In defence of pre-drinks

It’s even possible to pull


Night life at uni is always classic. But the pre-drinks are way better. 

Most of us head into the city centre for a night of liver-kicking, questionable moves and poor decisions.

It is a rite a passage for our generation and we wear our vomit soaked shoes with pride as we strut home with our kebab meat monstrosity.

Keeping it classy

But the best bit isn’t the night out in the dank, dark underworld we see every week.

It’s the epic onslaught of filling yourself with as much cheap alcohol as humanly possible before hitting the streets and paying that bank-breaking £2.50 for a double voddy and coke.

You can wear whatever you feel like

Drinking is never better than sipping some Chekov in your pjs, a onesie or, if you play the right games, just your underwear.

I wear a woman’s nightie at pres, and what?

No queues

Unless you’re throwing a legendary frat party there will be no queues for the club, toilets or food after the night of debauchery ends.

You”d have to queue for Willow

Friends

The point of a night out is to party with your pals and cut the strangest of shapes to your fave anthems, right?

So with some speakers a decent spotify list and your guys and girls you’re pretty set.

Best of friends xoxo

Games

We all love the pre drinks games – finding out everyone’s disgusting secrets in “Never have I ever”.

But the best games are the classics. Add alcohol to Jenga and card games and they can be a great laugh.

Alcohol-fueled Twister is a fun but dangerous one. (Ladies don’t try this in a skirt as it always ends in ones dignity slipping as quickly as you’re sipping your beverage.)

Warning: arses will be flashed

Pre-game

There’s always people you don’t know at pre-drinks. That one lucky lady/lad you set your eye on for the rest of the nights antics.

Pre-drinking allows for that crucial first impression. As you both swig at your QuadVods and sink into that tipsy haze we all love you can graft as much as you like as  Marvin Gaye’s classic “Sexual Healing” serenades you in the background.

Her expression says “Im in”

Gossip

Whether you’re in the close-knit circle or not, pre-drinks is the ultimate time to pick up on the recent goss.

Who’s fucking who, who’s been dumped, who chundered in a lecture, and who’s made the most embarrassing mistakes of the week.

Clubs are too noisy for a goss sesh. And you risk nosy sods listening in and spreading shit.

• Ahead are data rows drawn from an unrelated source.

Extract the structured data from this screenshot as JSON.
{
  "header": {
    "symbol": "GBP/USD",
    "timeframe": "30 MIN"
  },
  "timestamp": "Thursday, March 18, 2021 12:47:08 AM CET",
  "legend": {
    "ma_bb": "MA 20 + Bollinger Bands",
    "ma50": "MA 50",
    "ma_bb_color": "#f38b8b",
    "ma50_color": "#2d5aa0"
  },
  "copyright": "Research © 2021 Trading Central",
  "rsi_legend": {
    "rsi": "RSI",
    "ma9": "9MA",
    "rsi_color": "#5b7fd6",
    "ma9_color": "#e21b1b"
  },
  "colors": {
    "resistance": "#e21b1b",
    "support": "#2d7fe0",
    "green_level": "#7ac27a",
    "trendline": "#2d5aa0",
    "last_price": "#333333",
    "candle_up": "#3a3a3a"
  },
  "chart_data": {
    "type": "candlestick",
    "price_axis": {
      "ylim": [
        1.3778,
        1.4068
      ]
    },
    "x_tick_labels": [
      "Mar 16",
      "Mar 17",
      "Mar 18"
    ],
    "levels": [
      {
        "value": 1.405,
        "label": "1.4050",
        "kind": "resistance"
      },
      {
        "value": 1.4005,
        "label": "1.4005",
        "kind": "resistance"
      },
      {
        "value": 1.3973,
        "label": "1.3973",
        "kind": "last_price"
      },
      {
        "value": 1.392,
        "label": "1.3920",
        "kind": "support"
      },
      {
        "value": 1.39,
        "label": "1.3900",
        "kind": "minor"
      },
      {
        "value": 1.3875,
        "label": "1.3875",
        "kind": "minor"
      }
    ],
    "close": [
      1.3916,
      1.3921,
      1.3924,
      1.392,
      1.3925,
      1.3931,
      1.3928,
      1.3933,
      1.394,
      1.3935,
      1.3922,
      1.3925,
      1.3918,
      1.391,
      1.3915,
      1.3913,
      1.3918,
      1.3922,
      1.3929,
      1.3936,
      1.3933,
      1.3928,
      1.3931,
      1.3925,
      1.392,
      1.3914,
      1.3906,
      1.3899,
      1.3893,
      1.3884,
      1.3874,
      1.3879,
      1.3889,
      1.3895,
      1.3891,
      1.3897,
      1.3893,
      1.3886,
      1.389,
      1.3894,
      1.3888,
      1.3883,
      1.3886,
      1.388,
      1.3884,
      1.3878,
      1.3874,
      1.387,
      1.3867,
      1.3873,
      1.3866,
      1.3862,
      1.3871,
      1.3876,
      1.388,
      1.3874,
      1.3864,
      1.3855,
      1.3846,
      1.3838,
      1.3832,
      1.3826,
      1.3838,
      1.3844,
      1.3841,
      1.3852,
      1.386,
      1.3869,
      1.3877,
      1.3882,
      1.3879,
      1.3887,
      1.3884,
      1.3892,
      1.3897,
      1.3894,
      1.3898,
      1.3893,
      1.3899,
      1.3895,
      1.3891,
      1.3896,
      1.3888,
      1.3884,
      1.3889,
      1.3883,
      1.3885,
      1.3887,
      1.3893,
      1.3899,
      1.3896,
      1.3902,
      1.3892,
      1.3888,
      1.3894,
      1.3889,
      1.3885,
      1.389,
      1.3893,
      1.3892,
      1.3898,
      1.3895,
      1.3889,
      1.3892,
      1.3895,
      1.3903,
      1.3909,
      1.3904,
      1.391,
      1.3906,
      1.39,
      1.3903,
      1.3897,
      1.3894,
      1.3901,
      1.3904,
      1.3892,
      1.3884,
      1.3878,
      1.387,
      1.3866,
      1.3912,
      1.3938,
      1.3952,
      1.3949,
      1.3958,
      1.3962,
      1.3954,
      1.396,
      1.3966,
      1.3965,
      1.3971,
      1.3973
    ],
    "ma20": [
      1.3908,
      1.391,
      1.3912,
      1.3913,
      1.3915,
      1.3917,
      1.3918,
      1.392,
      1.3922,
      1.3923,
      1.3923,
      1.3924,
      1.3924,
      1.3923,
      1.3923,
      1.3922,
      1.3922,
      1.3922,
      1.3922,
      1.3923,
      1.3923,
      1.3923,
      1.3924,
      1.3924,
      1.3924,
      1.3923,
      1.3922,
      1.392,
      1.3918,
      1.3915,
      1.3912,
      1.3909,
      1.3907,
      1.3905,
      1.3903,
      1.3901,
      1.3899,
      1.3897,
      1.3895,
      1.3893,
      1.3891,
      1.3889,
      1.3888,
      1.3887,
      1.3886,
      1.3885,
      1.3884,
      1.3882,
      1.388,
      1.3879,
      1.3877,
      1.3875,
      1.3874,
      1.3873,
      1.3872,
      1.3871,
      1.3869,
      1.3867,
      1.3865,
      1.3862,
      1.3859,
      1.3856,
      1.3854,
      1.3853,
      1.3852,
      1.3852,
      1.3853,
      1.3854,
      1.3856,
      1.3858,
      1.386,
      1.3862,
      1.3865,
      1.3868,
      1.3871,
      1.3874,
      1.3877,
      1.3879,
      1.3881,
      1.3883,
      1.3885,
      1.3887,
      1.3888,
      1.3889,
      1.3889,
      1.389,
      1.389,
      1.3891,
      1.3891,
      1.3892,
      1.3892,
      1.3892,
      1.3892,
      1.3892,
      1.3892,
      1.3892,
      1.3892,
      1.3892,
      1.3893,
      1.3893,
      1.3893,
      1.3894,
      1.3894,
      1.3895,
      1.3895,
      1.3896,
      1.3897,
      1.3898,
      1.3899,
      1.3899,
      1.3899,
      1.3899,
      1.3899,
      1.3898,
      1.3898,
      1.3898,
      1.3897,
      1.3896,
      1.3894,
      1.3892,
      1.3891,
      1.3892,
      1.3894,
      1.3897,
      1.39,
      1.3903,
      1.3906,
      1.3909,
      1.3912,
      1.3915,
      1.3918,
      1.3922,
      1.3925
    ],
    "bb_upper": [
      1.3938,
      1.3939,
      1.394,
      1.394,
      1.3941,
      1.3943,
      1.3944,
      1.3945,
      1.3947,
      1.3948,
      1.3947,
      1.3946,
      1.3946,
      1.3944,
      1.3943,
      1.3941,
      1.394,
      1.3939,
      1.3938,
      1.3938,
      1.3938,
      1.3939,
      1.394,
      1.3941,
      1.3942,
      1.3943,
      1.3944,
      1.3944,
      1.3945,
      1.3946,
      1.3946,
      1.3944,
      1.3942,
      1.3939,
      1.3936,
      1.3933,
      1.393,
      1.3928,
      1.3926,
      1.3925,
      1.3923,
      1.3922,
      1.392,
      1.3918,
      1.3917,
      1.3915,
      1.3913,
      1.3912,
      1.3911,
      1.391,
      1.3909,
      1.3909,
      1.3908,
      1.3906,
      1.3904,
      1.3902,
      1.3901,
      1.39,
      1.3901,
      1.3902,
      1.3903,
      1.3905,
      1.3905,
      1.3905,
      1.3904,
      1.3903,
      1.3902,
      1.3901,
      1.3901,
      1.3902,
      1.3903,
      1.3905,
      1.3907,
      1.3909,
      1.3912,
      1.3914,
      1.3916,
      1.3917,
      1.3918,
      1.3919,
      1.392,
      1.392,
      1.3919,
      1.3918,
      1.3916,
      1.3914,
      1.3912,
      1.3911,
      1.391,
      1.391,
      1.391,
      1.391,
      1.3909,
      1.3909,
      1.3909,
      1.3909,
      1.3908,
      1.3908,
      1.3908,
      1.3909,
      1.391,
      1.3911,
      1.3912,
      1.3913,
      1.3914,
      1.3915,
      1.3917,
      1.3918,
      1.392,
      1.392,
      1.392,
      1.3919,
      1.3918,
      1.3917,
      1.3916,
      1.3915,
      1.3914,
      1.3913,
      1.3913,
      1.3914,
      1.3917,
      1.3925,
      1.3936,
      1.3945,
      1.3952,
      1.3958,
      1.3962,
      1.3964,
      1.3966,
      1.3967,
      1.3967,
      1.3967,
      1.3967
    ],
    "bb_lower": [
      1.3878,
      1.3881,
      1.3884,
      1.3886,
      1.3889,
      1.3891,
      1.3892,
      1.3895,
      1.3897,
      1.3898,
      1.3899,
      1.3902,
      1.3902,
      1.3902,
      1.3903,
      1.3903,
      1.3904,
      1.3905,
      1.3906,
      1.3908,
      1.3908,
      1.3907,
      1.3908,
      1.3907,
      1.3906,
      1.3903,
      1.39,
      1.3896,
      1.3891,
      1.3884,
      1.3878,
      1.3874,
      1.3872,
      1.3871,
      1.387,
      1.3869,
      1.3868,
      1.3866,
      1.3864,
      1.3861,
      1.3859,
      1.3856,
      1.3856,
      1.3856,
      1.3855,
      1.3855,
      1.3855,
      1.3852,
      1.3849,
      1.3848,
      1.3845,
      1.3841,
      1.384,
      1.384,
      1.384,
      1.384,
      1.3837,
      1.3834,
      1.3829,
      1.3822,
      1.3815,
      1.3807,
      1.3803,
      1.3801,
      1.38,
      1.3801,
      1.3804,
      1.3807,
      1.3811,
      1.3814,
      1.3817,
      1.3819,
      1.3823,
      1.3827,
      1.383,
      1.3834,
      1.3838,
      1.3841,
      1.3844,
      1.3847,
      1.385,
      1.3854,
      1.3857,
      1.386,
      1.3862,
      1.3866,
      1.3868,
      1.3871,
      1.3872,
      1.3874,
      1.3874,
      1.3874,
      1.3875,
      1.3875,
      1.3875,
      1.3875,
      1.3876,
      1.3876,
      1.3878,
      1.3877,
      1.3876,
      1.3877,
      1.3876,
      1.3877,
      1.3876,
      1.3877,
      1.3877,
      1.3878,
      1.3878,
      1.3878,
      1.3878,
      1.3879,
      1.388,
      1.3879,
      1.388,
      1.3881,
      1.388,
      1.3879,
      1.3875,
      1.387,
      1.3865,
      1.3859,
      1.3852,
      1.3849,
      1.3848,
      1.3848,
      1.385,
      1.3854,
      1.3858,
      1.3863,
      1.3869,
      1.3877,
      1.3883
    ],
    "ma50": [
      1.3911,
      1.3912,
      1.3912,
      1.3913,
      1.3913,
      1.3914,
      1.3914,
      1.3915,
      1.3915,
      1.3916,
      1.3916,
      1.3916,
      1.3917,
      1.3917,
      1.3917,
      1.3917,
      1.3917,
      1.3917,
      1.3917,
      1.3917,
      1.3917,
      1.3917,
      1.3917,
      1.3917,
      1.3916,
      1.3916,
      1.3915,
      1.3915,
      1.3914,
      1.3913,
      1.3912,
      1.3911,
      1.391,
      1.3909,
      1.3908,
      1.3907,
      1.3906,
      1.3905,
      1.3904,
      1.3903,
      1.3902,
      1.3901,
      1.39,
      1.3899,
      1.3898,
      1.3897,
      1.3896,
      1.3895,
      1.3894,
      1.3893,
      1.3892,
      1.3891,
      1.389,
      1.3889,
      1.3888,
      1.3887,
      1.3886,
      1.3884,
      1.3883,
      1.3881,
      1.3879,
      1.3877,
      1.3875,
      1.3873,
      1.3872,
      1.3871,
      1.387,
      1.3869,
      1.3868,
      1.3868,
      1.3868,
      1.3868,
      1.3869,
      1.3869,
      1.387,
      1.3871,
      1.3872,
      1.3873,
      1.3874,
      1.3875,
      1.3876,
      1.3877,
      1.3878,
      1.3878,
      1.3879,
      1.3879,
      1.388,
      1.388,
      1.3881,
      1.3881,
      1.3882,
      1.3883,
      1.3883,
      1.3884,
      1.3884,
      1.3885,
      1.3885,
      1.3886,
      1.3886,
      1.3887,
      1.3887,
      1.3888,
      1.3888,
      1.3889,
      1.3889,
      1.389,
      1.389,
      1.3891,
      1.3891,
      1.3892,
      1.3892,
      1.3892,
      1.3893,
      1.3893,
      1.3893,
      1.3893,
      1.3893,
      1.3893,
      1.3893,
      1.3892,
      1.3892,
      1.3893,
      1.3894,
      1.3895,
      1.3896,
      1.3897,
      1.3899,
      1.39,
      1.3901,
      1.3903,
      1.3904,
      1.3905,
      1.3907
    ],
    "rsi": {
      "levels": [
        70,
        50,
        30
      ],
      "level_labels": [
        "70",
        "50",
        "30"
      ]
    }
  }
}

I heard they had a threesome…what?

The buzz

The Chekov is flowing like the Niagra Falls, and you’ve all hit that euphoric feeling of giddiness 45 minutes before the taxi arrives to end the fun and drag you to the expensive, sticky, creep-filled dance floor.

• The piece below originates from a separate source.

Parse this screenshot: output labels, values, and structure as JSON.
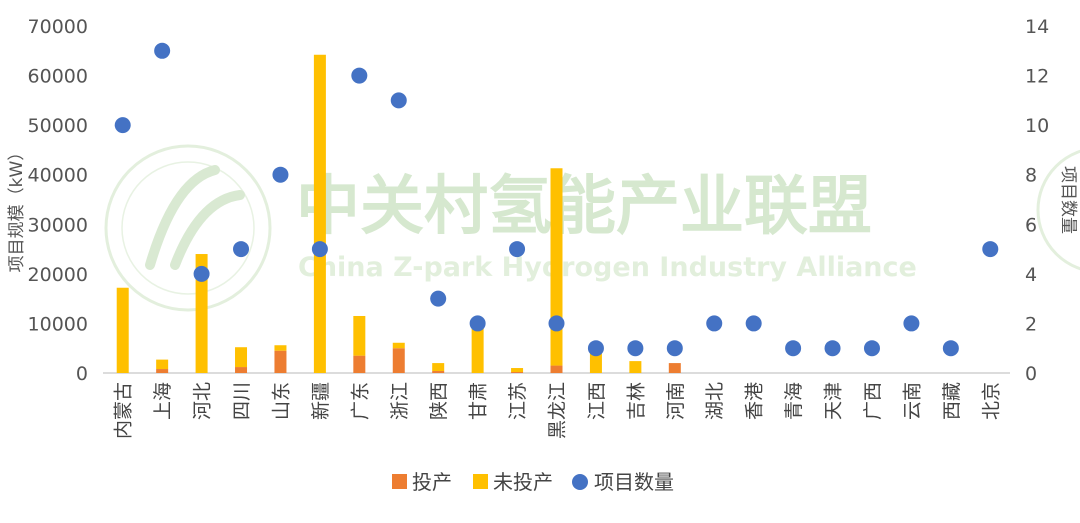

This buzz can either tide you over as you brace the cold, or make you regret strawpedo-ing the five pound bottle of wine as you vom your guts into the nearest saucepan and have to be tucked up early while your pals run off to continue the adventure without you.

The buzz is real

The control

We all love to be in control. From the music which is decided by the rules of shotgun or the phone battery which will never die now you’re blitzing it before you lose your friends in the nights crowds.

But most of all the people. You choose who enters your humble abode – you decide who is on the most private of guestlists for this private party.

Basically the Bullingdon Club

Then your night gets shit

It’s now 11pm and the taxis are arriving. You all look your best with your make up is fresh and ironed shirts.

The buzz takes over and you run into the cabs springing with joy. The banter with the driver is one you’ll never forget and as you say your goodbyes to Dave the man who has three kids, loves Man U and enjoys a nice slice of Brie.

You leave with your head buzzing, hands flailing and wallets full only to step into the brisk air and see the worst things you’ve have ever seen.

The queue to Phats. The rain. The cash point without money.

Life is shit.

Take me back to pre-drinks

You now regret leaving your companion tucked up in bed with vomit gracing their golden locks and the saucepan dangerously full of regurgitated pasta.

But no. You power though and trudge along in this frustrating, bladder-busting death march till you reach the pearly gates of your destination.

The game is on and you are pumped and ready to bust-a-move and use all your pre-drinking knowledge and graft to good use as you continue your night of shenanigans.

But whether you make it the whole night or pass out early, the result is always the same. You will crawl into your pals bed at midday for comfort from your heavy head and dreading the discussion of your most recent of antics.